The agency of K-pop group TWICE warned about the spread of deepfake videos involving the members.
South Korea has been grappling with the spread of deepfake porn videos. The police have started investigating reports of deepfake porn videos in schools nationwide including elementary.
TWICE (Instagram)
Names of 300 schools in South Korea were posted on a Telegram chatroom for reporting deepfake cases, the Korea JoongAng Daily reported. The police have started their investigation in Seoul, Incheon and South Jeolla.
In a notice, JYP Entertainment, TWICE’s agency, said, “We are gravely concerned about the recent spread of deepfake (AI-generated) videos involving our artists.”
“This is a blatant violation of the law, and we are in the process of collecting all relevant evidence to pursue the strongest legal action with a leading law firm, without leniency,” the agency said.
It warned, “We want to make it clear that we will not stand by while our artists’ rights are violated and will take decisive action to address this matter to the fullest extent possible.”
“A deepfake refers to a specific kind of synthetic media where a person in an image or video is swapped with another person's likeness,” according to a July 2020 article posted on the Massachusetts Institute of Technology (MIT) Sloan School of Management website.
It added, “The term ‘deepfake’ was first coined in late 2017 by a Reddit user of the same name. This user created a space on the online news and aggregation site, where they shared pornographic videos that used open source face-swapping technology.”
Another report by the Korea JoongAng Daily stated that Koreans are the No. 1 target for deepfake porn creators based on a 2023 report by cybersecurity firm Security Hero.

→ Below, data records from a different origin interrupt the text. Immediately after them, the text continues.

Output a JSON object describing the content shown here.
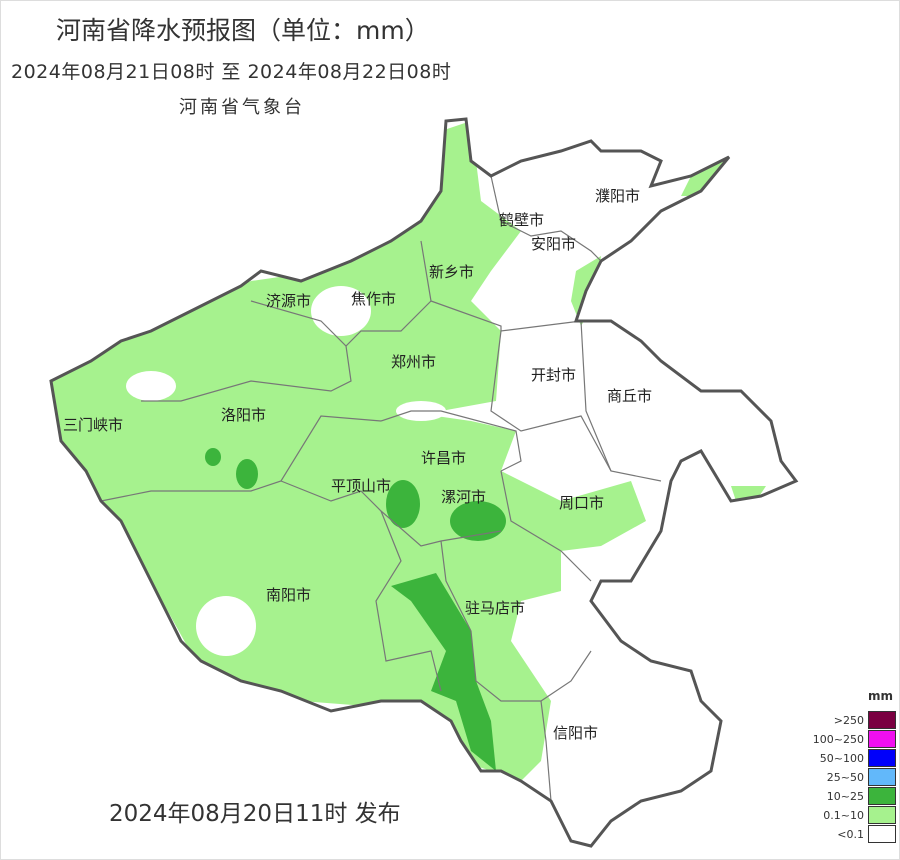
{
  "title": "河南省降水预报图（单位：mm）",
  "period": "2024年08月21日08时  至  2024年08月22日08时",
  "agency": "河南省气象台",
  "issued": "2024年08月20日11时 发布",
  "cities": [
    "濮阳市",
    "鹤壁市",
    "安阳市",
    "新乡市",
    "济源市",
    "焦作市",
    "郑州市",
    "开封市",
    "商丘市",
    "三门峡市",
    "洛阳市",
    "许昌市",
    "平顶山市",
    "漯河市",
    "周口市",
    "南阳市",
    "驻马店市",
    "信阳市"
  ],
  "legend": {
    "unit": "mm",
    "items": [
      {
        "label": ">250",
        "color": "#7a0041"
      },
      {
        "label": "100~250",
        "color": "#f00ff0"
      },
      {
        "label": "50~100",
        "color": "#0000fa"
      },
      {
        "label": "25~50",
        "color": "#62b8fa"
      },
      {
        "label": "10~25",
        "color": "#3cb43c"
      },
      {
        "label": "0.1~10",
        "color": "#a6f28e"
      },
      {
        "label": "<0.1",
        "color": "#ffffff"
      }
    ]
  }
}
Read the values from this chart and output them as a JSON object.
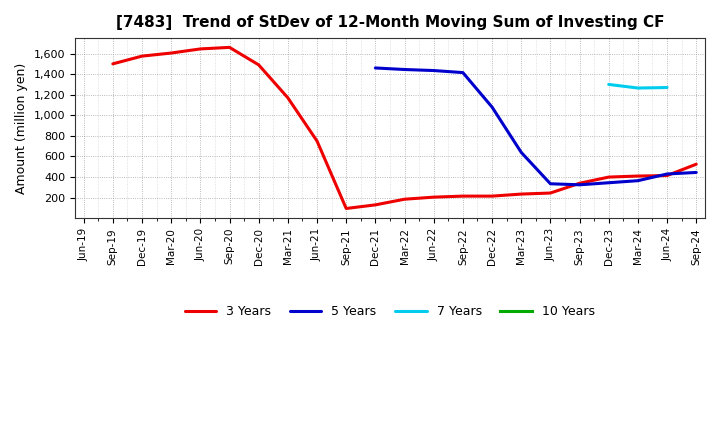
{
  "title": "[7483]  Trend of StDev of 12-Month Moving Sum of Investing CF",
  "ylabel": "Amount (million yen)",
  "background_color": "#ffffff",
  "plot_bg_color": "#ffffff",
  "grid_color": "#999999",
  "ylim": [
    0,
    1750
  ],
  "yticks": [
    200,
    400,
    600,
    800,
    1000,
    1200,
    1400,
    1600
  ],
  "series": {
    "3 Years": {
      "color": "#ee0000",
      "values": [
        null,
        1500,
        1575,
        1605,
        1645,
        1660,
        1490,
        1170,
        750,
        95,
        130,
        185,
        205,
        215,
        215,
        235,
        245,
        340,
        400,
        410,
        415,
        525
      ]
    },
    "5 Years": {
      "color": "#0000cc",
      "values": [
        null,
        null,
        null,
        null,
        null,
        null,
        null,
        null,
        null,
        null,
        1460,
        1445,
        1435,
        1415,
        1080,
        640,
        335,
        325,
        345,
        365,
        430,
        445
      ]
    },
    "7 Years": {
      "color": "#00ccee",
      "values": [
        null,
        null,
        null,
        null,
        null,
        null,
        null,
        null,
        null,
        null,
        null,
        null,
        null,
        null,
        null,
        null,
        null,
        null,
        1300,
        1265,
        1270,
        null
      ]
    },
    "10 Years": {
      "color": "#00aa00",
      "values": [
        null,
        null,
        null,
        null,
        null,
        null,
        null,
        null,
        null,
        null,
        null,
        null,
        null,
        null,
        null,
        null,
        null,
        null,
        null,
        null,
        null,
        null
      ]
    }
  },
  "legend_order": [
    "3 Years",
    "5 Years",
    "7 Years",
    "10 Years"
  ],
  "xtick_labels": [
    "Jun-19",
    "Sep-19",
    "Dec-19",
    "Mar-20",
    "Jun-20",
    "Sep-20",
    "Dec-20",
    "Mar-21",
    "Jun-21",
    "Sep-21",
    "Dec-21",
    "Mar-22",
    "Jun-22",
    "Sep-22",
    "Dec-22",
    "Mar-23",
    "Jun-23",
    "Sep-23",
    "Dec-23",
    "Mar-24",
    "Jun-24",
    "Sep-24"
  ]
}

“Based on data collected from ten pornographic websites and other video platforms such as YouTube and Dailymotion, the report concludes that Korea is the most targeted country for deepfake pornography,” the news report stated.

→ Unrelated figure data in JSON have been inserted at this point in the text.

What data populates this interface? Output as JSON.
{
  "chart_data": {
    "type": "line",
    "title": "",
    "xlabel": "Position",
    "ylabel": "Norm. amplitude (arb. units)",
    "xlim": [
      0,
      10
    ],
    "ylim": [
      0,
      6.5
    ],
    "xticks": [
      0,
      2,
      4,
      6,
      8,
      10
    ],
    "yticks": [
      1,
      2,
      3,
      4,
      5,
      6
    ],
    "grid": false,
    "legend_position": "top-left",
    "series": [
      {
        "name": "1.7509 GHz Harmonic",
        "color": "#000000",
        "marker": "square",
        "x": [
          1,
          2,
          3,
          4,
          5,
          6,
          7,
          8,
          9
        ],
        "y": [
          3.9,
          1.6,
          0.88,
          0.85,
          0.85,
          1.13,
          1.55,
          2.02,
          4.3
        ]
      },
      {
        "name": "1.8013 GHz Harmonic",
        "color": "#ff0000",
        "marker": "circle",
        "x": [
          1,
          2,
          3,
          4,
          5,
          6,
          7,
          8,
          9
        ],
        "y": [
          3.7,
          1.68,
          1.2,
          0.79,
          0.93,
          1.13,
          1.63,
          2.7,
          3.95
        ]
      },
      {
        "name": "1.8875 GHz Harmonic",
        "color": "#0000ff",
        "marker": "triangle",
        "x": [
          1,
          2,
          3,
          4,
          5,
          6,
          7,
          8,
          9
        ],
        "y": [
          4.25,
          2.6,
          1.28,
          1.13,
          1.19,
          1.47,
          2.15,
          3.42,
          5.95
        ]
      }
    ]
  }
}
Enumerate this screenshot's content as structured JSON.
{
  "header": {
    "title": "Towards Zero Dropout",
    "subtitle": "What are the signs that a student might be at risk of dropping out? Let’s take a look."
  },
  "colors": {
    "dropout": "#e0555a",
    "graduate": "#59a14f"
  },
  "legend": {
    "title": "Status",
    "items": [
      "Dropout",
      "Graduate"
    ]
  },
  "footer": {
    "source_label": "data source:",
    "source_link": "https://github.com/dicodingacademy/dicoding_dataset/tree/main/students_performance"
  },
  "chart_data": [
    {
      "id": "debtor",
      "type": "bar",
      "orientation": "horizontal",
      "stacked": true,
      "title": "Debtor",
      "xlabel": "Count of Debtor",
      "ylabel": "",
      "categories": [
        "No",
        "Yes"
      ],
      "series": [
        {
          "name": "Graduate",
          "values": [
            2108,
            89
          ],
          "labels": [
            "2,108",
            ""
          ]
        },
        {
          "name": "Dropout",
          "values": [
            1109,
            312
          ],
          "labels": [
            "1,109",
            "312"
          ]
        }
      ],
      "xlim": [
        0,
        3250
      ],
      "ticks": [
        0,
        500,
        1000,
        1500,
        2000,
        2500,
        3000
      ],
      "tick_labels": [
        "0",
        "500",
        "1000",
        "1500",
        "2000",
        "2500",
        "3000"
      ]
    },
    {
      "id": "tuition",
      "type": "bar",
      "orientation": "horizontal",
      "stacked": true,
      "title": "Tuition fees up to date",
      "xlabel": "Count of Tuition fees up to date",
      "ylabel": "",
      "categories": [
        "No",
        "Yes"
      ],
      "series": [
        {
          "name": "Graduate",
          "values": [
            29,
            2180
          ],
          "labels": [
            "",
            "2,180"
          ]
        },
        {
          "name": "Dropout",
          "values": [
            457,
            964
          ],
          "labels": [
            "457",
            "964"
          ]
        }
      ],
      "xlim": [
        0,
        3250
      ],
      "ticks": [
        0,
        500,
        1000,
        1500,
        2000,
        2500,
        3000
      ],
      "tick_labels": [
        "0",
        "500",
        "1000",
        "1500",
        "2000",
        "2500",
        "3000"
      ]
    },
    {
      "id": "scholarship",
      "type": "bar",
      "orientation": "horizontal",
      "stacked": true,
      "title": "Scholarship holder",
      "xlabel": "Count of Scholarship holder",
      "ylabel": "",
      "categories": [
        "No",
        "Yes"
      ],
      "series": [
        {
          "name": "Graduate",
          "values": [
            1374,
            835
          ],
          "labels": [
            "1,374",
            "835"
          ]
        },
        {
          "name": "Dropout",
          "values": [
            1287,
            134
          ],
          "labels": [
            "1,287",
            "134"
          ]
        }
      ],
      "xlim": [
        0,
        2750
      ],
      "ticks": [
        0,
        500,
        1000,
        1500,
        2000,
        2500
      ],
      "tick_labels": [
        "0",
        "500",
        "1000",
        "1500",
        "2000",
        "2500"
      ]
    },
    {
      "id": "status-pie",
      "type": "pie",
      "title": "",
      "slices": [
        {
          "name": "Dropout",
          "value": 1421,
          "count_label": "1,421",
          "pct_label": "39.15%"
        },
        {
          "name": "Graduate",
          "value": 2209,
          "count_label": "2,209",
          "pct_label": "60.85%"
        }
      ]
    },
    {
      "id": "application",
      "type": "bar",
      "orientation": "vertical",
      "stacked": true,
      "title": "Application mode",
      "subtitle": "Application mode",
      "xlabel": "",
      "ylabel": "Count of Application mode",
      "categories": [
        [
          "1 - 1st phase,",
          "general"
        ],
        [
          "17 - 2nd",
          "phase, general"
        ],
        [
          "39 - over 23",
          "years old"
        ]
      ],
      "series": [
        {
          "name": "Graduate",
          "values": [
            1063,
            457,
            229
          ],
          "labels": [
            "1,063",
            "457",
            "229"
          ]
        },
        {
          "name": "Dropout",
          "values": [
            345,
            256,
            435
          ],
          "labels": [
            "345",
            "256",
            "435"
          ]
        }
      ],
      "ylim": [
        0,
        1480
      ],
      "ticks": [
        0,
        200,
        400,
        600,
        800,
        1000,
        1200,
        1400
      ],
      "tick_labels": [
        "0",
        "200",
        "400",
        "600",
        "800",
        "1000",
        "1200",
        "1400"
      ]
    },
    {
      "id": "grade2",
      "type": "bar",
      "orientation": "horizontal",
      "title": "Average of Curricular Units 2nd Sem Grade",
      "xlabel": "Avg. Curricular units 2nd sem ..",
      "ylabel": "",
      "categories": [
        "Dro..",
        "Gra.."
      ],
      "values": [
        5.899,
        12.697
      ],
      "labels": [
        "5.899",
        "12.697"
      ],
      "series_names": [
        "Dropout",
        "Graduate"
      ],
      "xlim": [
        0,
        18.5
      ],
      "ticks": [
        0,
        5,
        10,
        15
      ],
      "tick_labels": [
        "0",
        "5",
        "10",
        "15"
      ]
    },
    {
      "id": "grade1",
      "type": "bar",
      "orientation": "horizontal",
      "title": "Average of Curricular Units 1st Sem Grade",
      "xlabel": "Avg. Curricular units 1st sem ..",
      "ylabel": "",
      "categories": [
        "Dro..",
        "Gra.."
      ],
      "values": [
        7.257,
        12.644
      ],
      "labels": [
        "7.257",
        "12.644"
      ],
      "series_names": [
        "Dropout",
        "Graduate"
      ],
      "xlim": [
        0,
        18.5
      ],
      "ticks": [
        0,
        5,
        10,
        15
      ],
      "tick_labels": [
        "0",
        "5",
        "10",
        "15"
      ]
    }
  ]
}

It added, “For deepfake pornographic content based on celebrities, Koreans accounted for 53 percent of all content identified in the study, a figure well north that of the United States, the second-most vulnerable at 20 percent. Japan and Britain followed at ten and six percent, respectively. Korean celebrities accounted for the seven most-affected individuals, and eight of the top ten. Deepfake content created using images of the most targeted individual has surpassed five million views, with a total of 1,595 videos produced.”